Cheese-eating surrender monkeys, indeed!

However, America cannot pat itself on the back.

The United States occupied the island from 1915 to 1934. This occupation was initially resisted by a peasant revolt termed the "cacos" insurrection which was led by Charlemagne PĂ©ralte. Accusations of "indiscriminate" killing by US Marines were formally investigated by US Brigadier General George Barnett who concluded that 3250 "natives" were killed. A later investigation noted that 98 Marines perished in the conflict as well. The Haitian administration dismantled the constitutional system, built roads, and established the National Guards that ran the country after the Marines left.

Scholars agree that Haiti was in much better shape after the occupation than before, but some accuse the US of establishing a "shaky" foundation that left the country with a doomed financial structure. This was due to a 1922 $40 million loan owed to the US as well as the country's national treasury and to the Banque Nationale owned by a New York bank. The result was a financial system that siphoned the country's wealth to offshore creditors instead of reinvesting it in the country's economy.

The US occupation forces established a boundary between Haiti and the Dominican Republic by taking disputed land from the latter. When the US left in 1937, Dominican dictator Rafael Trujillo – in an event known as the Parsley Massacre – ordered his Army to kill Haitians living on the Dominican side of the border. In a "three-day genocidal spree", he murdered between 10,000 and 20,000 Haitians. He then developed a uniquely Dominican policy of racial discrimination, Antihaitianismo ("anti-Haitianism"), targeting the mostly-black inhabitants of his neighboring country.

Reference: Paul Farmer, Aids and accusation: Haiti and the geography of blame 2006 California University Press ISBN 9780520248397, pp. 180-181.

Haiti was perhaps the least prepared of any country to suffer such an earthquake.

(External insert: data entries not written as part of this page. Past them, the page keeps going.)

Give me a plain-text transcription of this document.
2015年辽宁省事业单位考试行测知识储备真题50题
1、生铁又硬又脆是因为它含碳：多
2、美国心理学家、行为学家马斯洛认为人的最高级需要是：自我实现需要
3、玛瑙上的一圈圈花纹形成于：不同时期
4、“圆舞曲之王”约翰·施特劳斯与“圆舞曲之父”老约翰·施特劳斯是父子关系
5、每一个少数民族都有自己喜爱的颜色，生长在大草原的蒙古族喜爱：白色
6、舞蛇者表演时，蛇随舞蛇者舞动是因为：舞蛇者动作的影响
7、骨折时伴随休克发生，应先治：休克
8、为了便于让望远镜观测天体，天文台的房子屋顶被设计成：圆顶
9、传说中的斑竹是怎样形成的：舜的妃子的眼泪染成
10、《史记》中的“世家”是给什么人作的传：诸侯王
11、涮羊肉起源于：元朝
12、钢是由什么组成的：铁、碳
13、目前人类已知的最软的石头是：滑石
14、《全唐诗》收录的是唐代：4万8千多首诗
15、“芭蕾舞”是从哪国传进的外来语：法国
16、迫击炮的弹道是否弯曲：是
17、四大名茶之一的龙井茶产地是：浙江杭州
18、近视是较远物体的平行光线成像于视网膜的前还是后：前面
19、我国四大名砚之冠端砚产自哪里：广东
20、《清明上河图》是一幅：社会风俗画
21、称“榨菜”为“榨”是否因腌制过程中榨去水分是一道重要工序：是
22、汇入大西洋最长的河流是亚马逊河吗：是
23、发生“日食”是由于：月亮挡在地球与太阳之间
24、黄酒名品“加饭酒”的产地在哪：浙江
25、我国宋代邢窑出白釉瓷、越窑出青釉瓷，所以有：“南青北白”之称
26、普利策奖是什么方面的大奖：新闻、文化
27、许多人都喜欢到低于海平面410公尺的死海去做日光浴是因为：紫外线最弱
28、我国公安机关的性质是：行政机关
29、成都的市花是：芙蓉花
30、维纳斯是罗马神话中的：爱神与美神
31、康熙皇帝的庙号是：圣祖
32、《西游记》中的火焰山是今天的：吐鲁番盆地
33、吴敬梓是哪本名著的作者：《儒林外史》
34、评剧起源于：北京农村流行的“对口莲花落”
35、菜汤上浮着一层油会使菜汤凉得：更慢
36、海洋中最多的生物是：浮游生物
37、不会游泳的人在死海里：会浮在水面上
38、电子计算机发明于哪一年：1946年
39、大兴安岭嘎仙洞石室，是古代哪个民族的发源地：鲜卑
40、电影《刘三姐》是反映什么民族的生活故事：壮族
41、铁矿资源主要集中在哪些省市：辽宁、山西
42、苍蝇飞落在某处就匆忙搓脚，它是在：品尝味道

It is no surprise that relief has been so difficult to apply.

3 comments:

Anonymous said...

Thanks for the post. I had no idea. I've been of the opinion that Haiti must leverage its way to solvency and (at least) second-world status.

What France did was unconscionable.

Where is France now? Have they contributed massively to the earthquake relief.

Randy Shannon said...

I don't think I will toss and turn all night, worrying what the french might think...

Wayne said...

Very enlightening. too often judgments are made for what is seen on the surface without consideration for any foundational context.

It is easy for those born in cultures of functional opportunity to condemn those without. Fewer yet acknowledge the connection for how some societies become rich.